Cartapesta Cartapesta

Do you remember art projects as a child that involved strips of newspaper and paste made from flour and water? The practice of the cartapesta (paper mache) has been an art form in Lecce, Italy for centuries.

Used as an inexpensive substitute for plaster, stone or wood, paper carvings were popular for church statues and embellishments. A multi-step process that is now duplicated by machines in competing countries, Lecce continues to celebrate skilled artists of cartapesta.

Yle Sambati ( arranged my private visit to meet maestro Baldari in his city labororatorio.

On a quiet street near the center of Lecce, I entered a stone gateway to a large open courtyard. The space was set up as a small assembly line where the entire family worked to produce the paper and the figurine or ornament that would become a family or church treasure.

My focus went to the large caldron of white material that resembled overcooked rice. Quickly I learned this mixture would turn into paper sheets via dipping a cascio, a wooden frame with a mesh center, into the gelatinous mixture. The cascio traps the fibers and a sheet of paper is formed. Each piece of paper is removed by hand and placed on a sheet of wool felt. Paper is alternated with felt until you have a stack. The stack is pressed in an ancient wood press to remove the remaining water. Drying on a clothes line is the final stage.

As I watched, Signora Baldari used the dried sheets of paper to quickly create a figurine with a flowing robe and a mantle (shawl); her fingers quickly folding and tucking paper to create the resulting angel.
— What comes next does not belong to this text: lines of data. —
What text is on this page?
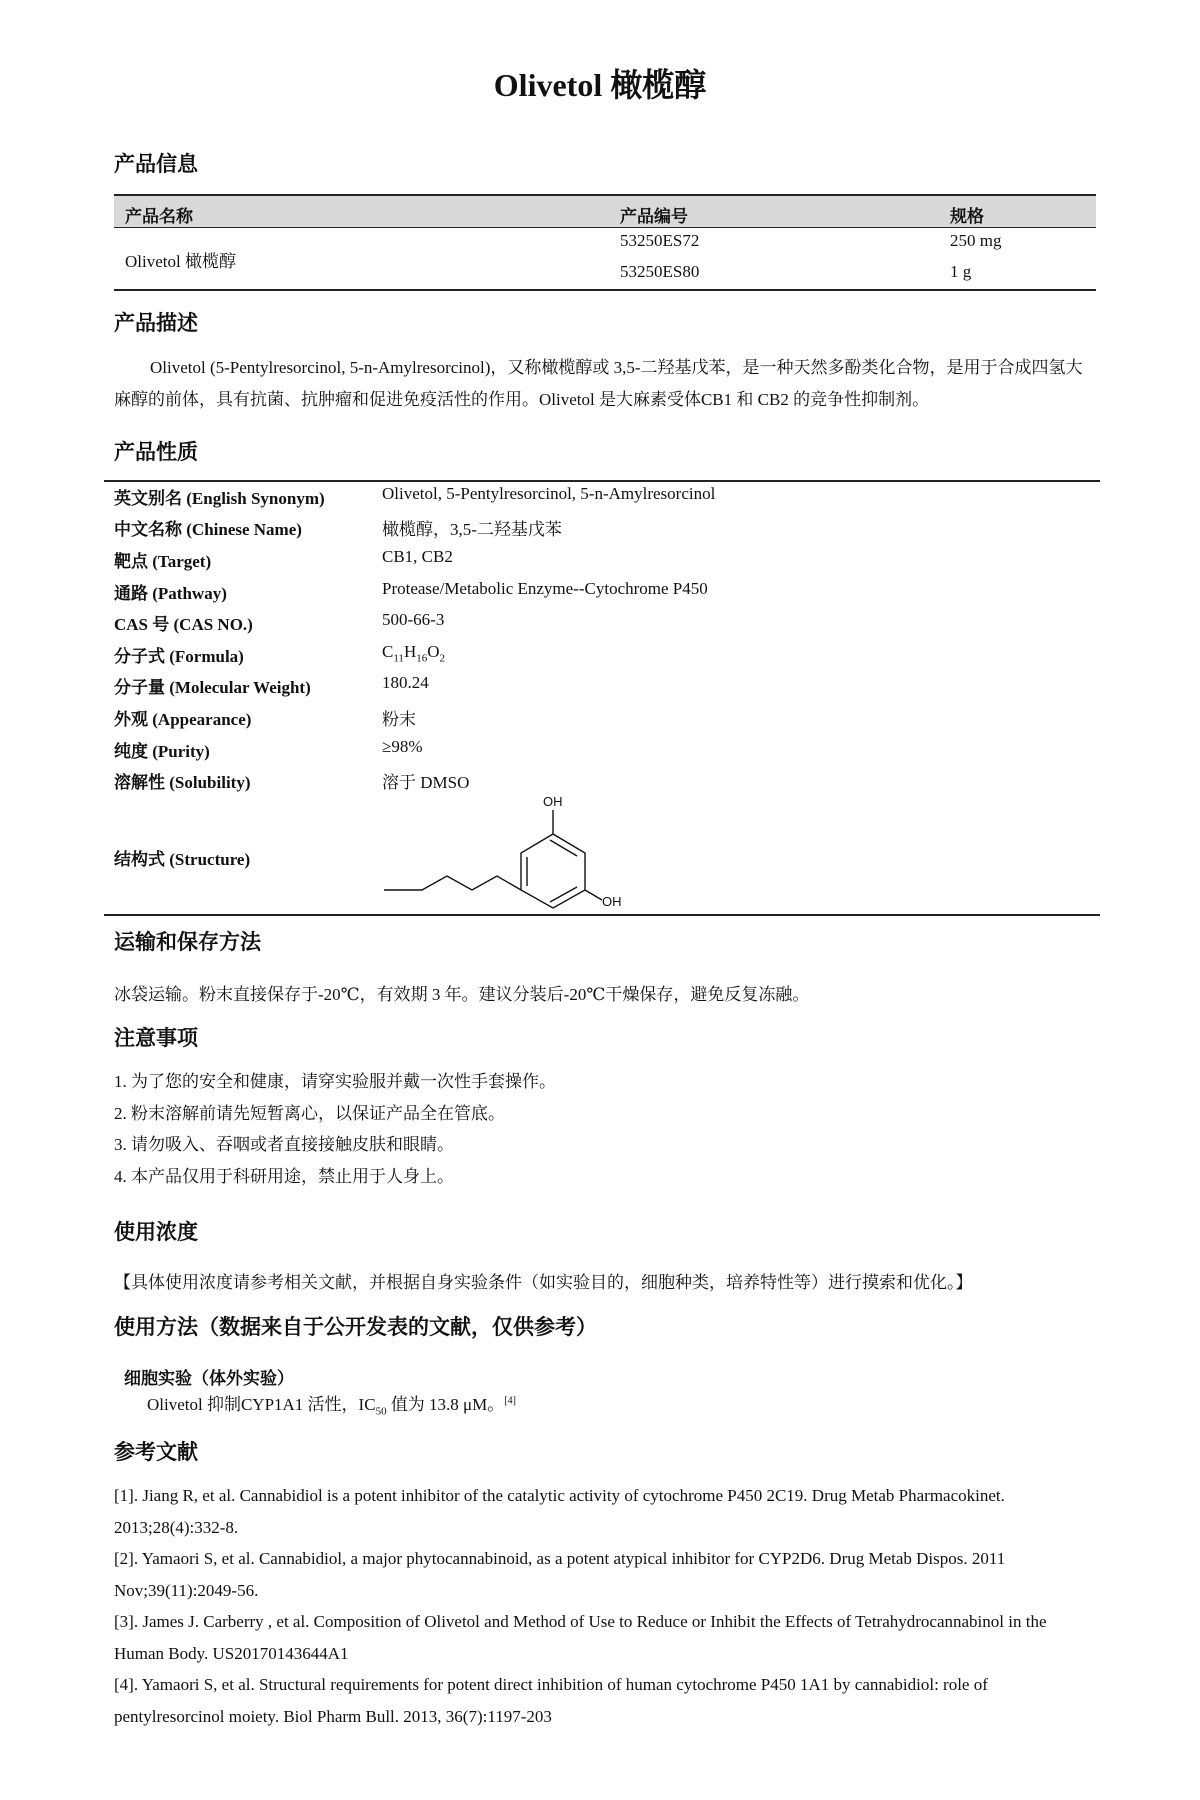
Olivetol 橄榄醇
产品信息
产品名称	产品编号	规格
Olivetol 橄榄醇
53250ES72	250 mg
53250ES80	1 g
产品描述

Olivetol (5-Pentylresorcinol, 5-n-Amylresorcinol)，又称橄榄醇或 3,5-二羟基戊苯，是一种天然多酚类化合物，是用于合成四氢大麻醇的前体，具有抗菌、抗肿瘤和促进免疫活性的作用。Olivetol 是大麻素受体CB1 和 CB2 的竞争性抑制剂。

产品性质
英文别名 (English Synonym)	Olivetol, 5-Pentylresorcinol, 5-n-Amylresorcinol
中文名称 (Chinese Name)	橄榄醇，3,5-二羟基戊苯
靶点 (Target)	CB1, CB2
通路 (Pathway)	Protease/Metabolic Enzyme--Cytochrome P450
CAS 号 (CAS NO.)	500-66-3
分子式 (Formula)	$C_{11}H_{16}O_2$
分子量 (Molecular Weight)	180.24
外观 (Appearance)	粉末
纯度 (Purity)	≥98%
溶解性 (Solubility)	溶于 DMSO
结构式 (Structure)
OH
OH
运输和保存方法

冰袋运输。粉末直接保存于-20℃，有效期 3 年。建议分装后-20℃干燥保存，避免反复冻融。

注意事项
1. 为了您的安全和健康，请穿实验服并戴一次性手套操作。
2. 粉末溶解前请先短暂离心，以保证产品全在管底。
3. 请勿吸入、吞咽或者直接接触皮肤和眼睛。
4. 本产品仅用于科研用途，禁止用于人身上。
使用浓度

【具体使用浓度请参考相关文献，并根据自身实验条件（如实验目的，细胞种类，培养特性等）进行摸索和优化。】

使用方法（数据来自于公开发表的文献，仅供参考）
细胞实验（体外实验）

Olivetol 抑制CYP1A1 活性，$IC_{50}$ 值为 13.8 μM。[4]

参考文献
[1]. Jiang R, et al. Cannabidiol is a potent inhibitor of the catalytic activity of cytochrome P450 2C19. Drug Metab Pharmacokinet. 2013;28(4):332-8.
[2]. Yamaori S, et al. Cannabidiol, a major phytocannabinoid, as a potent atypical inhibitor for CYP2D6. Drug Metab Dispos. 2011 Nov;39(11):2049-56.
[3]. James J. Carberry , et al. Composition of Olivetol and Method of Use to Reduce or Inhibit the Effects of Tetrahydrocannabinol in the Human Body. US20170143644A1
[4]. Yamaori S, et al. Structural requirements for potent direct inhibition of human cytochrome P450 1A1 by cannabidiol: role of pentylresorcinol moiety. Biol Pharm Bull. 2013, 36(7):1197-203
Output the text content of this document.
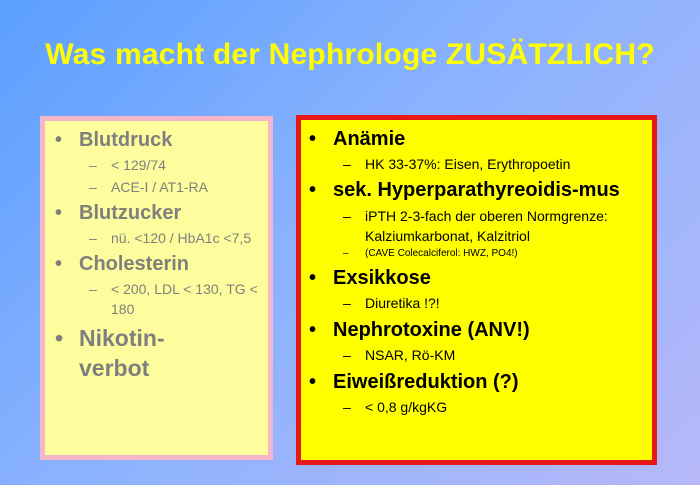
Was macht der Nephrologe ZUSÄTZLICH?
• Blutdruck
–	< 129/74
–	ACE-I / AT1-RA
• Blutzucker
–	nü. <120 / HbA1c <7,5
• Cholesterin
–	< 200, LDL < 130, TG < 180
• Nikotin-verbot
• Anämie
–	HK 33-37%: Eisen, Erythropoetin
• sek. Hyperparathyreoidis-mus
–	iPTH 2-3-fach der oberen Normgrenze: Kalziumkarbonat, Kalzitriol
–	(CAVE Colecalciferol: HWZ, PO4!)
• Exsikkose
–	Diuretika !?!
• Nephrotoxine (ANV!)
–	NSAR, Rö-KM
• Eiweißreduktion (?)
–	< 0,8 g/kgKG
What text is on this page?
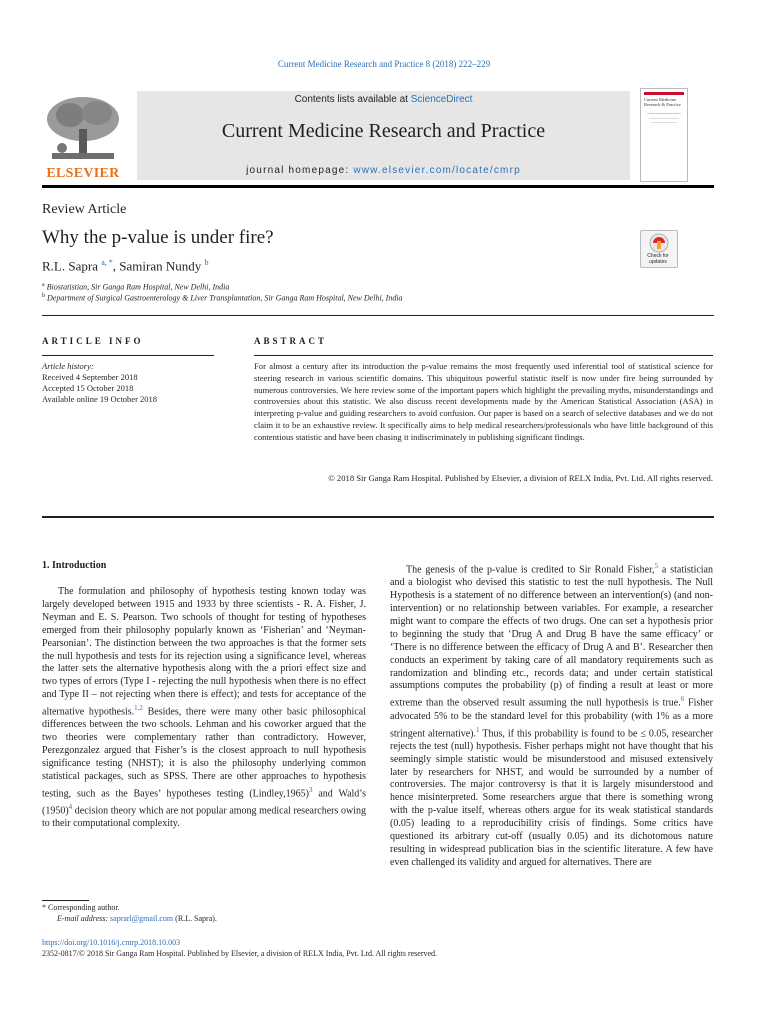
Current Medicine Research and Practice 8 (2018) 222–229
ELSEVIER
Contents lists available at ScienceDirect
Current Medicine Research and Practice
journal homepage: www.elsevier.com/locate/cmrp
Current Medicine Research & Practice
Review Article
Why the p-value is under fire?
Check for updates
R.L. Sapra $^{a, *}$, Samiran Nundy $^b$
$^a$ Biostatistian, Sir Ganga Ram Hospital, New Delhi, India
$^b$ Department of Surgical Gastroenterology & Liver Transplantation, Sir Ganga Ram Hospital, New Delhi, India
ARTICLE INFO	ABSTRACT
Article history:
Received 4 September 2018
Accepted 15 October 2018
Available online 19 October 2018
For almost a century after its introduction the p-value remains the most frequently used inferential tool of statistical science for steering research in various scientific domains. This ubiquitous powerful statistic itself is now under fire being surrounded by numerous controversies. We here review some of the important papers which highlight the prevailing myths, misunderstandings and controversies about this statistic. We also discuss recent developments made by the American Statistical Association (ASA) in interpreting p-value and guiding researchers to avoid confusion. Our paper is based on a search of selective databases and we do not claim it to be an exhaustive review. It specifically aims to help medical researchers/professionals who have little background of this contentious statistic and have been chasing it indiscriminately in publishing significant findings.
© 2018 Sir Ganga Ram Hospital. Published by Elsevier, a division of RELX India, Pvt. Ltd. All rights reserved.
1. Introduction

The formulation and philosophy of hypothesis testing known today was largely developed between 1915 and 1933 by three scientists - R. A. Fisher, J. Neyman and E. S. Pearson. Two schools of thought for testing of hypotheses emerged from their philosophy popularly known as ‘Fisherian’ and ‘Neyman-Pearsonian’. The distinction between the two approaches is that the former sets the null hypothesis and tests for its rejection using a significance level, whereas the latter sets the alternative hypothesis along with the a priori effect size and two types of errors (Type I - rejecting the null hypothesis when there is no effect and Type II – not rejecting when there is effect); and tests for acceptance of the alternative hypothesis.$^{1,2}$ Besides, there were many other basic philosophical differences between the two schools. Lehman and his coworker argued that the two theories were complementary rather than contradictory. However, Perezgonzalez argued that Fisher’s is the closest approach to null hypothesis significance testing (NHST); it is also the philosophy underlying common statistical packages, such as SPSS. There are other approaches to hypothesis testing, such as the Bayes’ hypotheses testing (Lindley,1965)$^3$ and Wald’s (1950)$^4$ decision theory which are not popular among medical researchers owing to their computational complexity.

The genesis of the p-value is credited to Sir Ronald Fisher,$^5$ a statistician and a biologist who devised this statistic to test the null hypothesis. The Null Hypothesis is a statement of no difference between an intervention(s) (and non-intervention) or no relationship between variables. For example, a researcher might want to compare the effects of two drugs. One can set a hypothesis prior to beginning the study that ‘Drug A and Drug B have the same efficacy’ or ‘There is no difference between the efficacy of Drug A and B’. Researcher then conducts an experiment by taking care of all mandatory requirements such as randomization and blinding etc., records data; and under certain statistical assumptions computes the probability (p) of finding a result at least or more extreme than the observed result assuming the null hypothesis is true.$^6$ Fisher advocated 5% to be the standard level for this probability (with 1% as a more stringent alternative).$^1$ Thus, if this probability is found to be ≤ 0.05, researcher rejects the test (null) hypothesis. Fisher perhaps might not have thought that his seemingly simple statistic would be misunderstood and misused extensively later by researchers for NHST, and would be surrounded by a number of controversies. The major controversy is that it is largely misunderstood and hence misinterpreted. Some researchers argue that there is something wrong with the p-value itself, whereas others argue for its weak statistical standards (0.05) leading to a reproducibility crisis of findings. Some critics have questioned its arbitrary cut-off (usually 0.05) and its dichotomous nature resulting in widespread publication bias in the scientific literature. A few have even challenged its validity and argued for alternatives. There are

* Corresponding author.
E-mail address: saprarl@gmail.com (R.L. Sapra).
https://doi.org/10.1016/j.cmrp.2018.10.003
2352-0817/© 2018 Sir Ganga Ram Hospital. Published by Elsevier, a division of RELX India, Pvt. Ltd. All rights reserved.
The paper is crafted around skeletons made from wire. Ceramic heads, faces and hands can be used with the wire framework.

Iron rods of different sizes (similar to a curling iron) are heated in a brazier. Once glowing, the rods are used to shape, color and burn the paper clothing. Each figurine will be unique once painted and finished, resulting in a piece of art that is the perfect souvenir to bring home from Italy.

Maestro Baldari has passed on his skill to his son so the tradition will continue. His son told me there is a lot of competition from other markets, but the Baldari creations are in demand from foreign buyers who appreciate the skills and beauty of handmade art. I only hope the younger generation of Italians continues to accept their place in family businesses so that we may all enjoy the treasures of Italian hand-crafted products.